Université de Corse : 9 places supplémentaires accordées pour le concours d'entrée en deuxième année d'études de santé

Neuf places supplémentaires pour tenter d'accéder à la deuxième année des études de santé. C'est ce que vient d'obtenir l'université de Corse pour les étudiants, primant, en première année de parcours santé. Une "satisfaction" pour l'établissement. 

Neuf places supplémentaires au concours d'entrée en deuxième année d'études de santé ont été accordées à l'Université de Corse.
Neuf places supplémentaires au concours d'entrée en deuxième année d'études de santé ont été accordées à l'Université de Corse. © Damien Meyer / AFP

Une victoire pour l'Université de Corse. La ministre de l'enseignement supérieur, de la recherche et de l'innovation, Frédérique Vidal, vient d'accorder neuf places supplémentaires au concours d'entrée en deuxième année du parcours santé – maïeutique, médecine, odontologie, pharmacie – visé par les étudiants de Corte. 

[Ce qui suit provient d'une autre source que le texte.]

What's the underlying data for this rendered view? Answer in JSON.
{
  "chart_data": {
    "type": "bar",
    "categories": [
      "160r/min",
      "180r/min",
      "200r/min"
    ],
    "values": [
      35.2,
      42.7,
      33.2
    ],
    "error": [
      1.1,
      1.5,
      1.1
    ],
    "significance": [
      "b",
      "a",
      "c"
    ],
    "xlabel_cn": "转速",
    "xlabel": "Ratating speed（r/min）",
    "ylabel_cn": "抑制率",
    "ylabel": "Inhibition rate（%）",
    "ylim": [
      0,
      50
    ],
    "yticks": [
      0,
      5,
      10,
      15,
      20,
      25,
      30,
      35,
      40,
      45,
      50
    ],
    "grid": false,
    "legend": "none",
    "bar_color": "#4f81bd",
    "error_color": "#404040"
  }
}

"C'est un chiffre qui nous satisfait pleinement", commente Éric Leoni, vice-président de l'université de Corse, délégué à la formation. Ainsi, le nombre de places disponibles passe de 49 à 58. Car l'année universitaire 2020-2021 est particulière. Se croisent ainsi les doublant de la filière Paces (première année commune aux études de santé), dont la première année a été soumise au numerus clausus, et les primant des deux nouvelles filières issues de la réforme des études de santé : le Pass (parcours d'accès spécifique santé) et la Las (licence accès santé). 

"Initialement sur les 49 places dont nous disposions cette année, 37 étaient réservés aux doublants de la Paces. Ce qui laissait seulement 12 places pour les étudiants primant. À force de négociations avec nos partenaires l'ARS [agence régionale de santé ndlr.] et le ministère nous avons obtenu ces neuf places supplémentaires exclusivement dédiées aux primant. Nous avons réussi à faire bouger les lignes en ayant d'un côté les places pour les doublants et de l'autre celles pour les primant", détaille Éric Leoni. 

L'espoir d'un centre hospitalier régional universitaire

Actuellement, impossible de savoir si ces places seront maintenues l'année prochaine. "Elles sont négociées tous les ans avec l'ARS en fonction des besoins des territoires. Et puis avec la fin des Paces l'année prochaine, leur nombre sera sûrement revu à la baisse", reprend le vice-président de l'université de Corse délégué à la formation. 

Autre difficulté pour les étudiants en parcours santé à l'Université de Corse : seule la première année est accessible à Corte. Pour ceux ayant la chance de décrocher une deuxième année, il faut partir dans un des établissements partenaires situés à Paris, Marseille, Nice ou Montpellier. 

En Corse, l'espoir est donc de pouvoir décrocher une spécialité médecine. "Avec cela, nous pourrions proposer une licence, c'est-à-dire jusqu'à la troisième année. Mais pour cela, il faudrait que l'île soit dotée d'une CHU [centre hospitalier universitaire ndlr.] ou un CHRU [centre hospitalier régional universitaire ndlr.] ce qui ne se fera pas fait dans les toutes prochaines années", complète Éric Leoni. 

Mobilisation politique 

En janvier dernier, les étudiants cortenais s'étaient mobilisés afin d'obtenir plus de places d'accès à la deuxième année. Ils avaient été soutenus par de nombreux politiques, dont Jean-Charles Orsucci, maire de Bonifacio et président du groupe Andà per Dumane à l'Assemblée de Corse. 

Dans un tweet, joignant un courrier de la ministre Frédérique Vidal, ce dernier s'est félicité d'une telle disposition. Il écrit : "la ministre et le gouvernement ont entendu la mobilisation juste des étudiants."

En tout, environ 250 étudiants sont inscrits en parcours santé à l'université de Corse.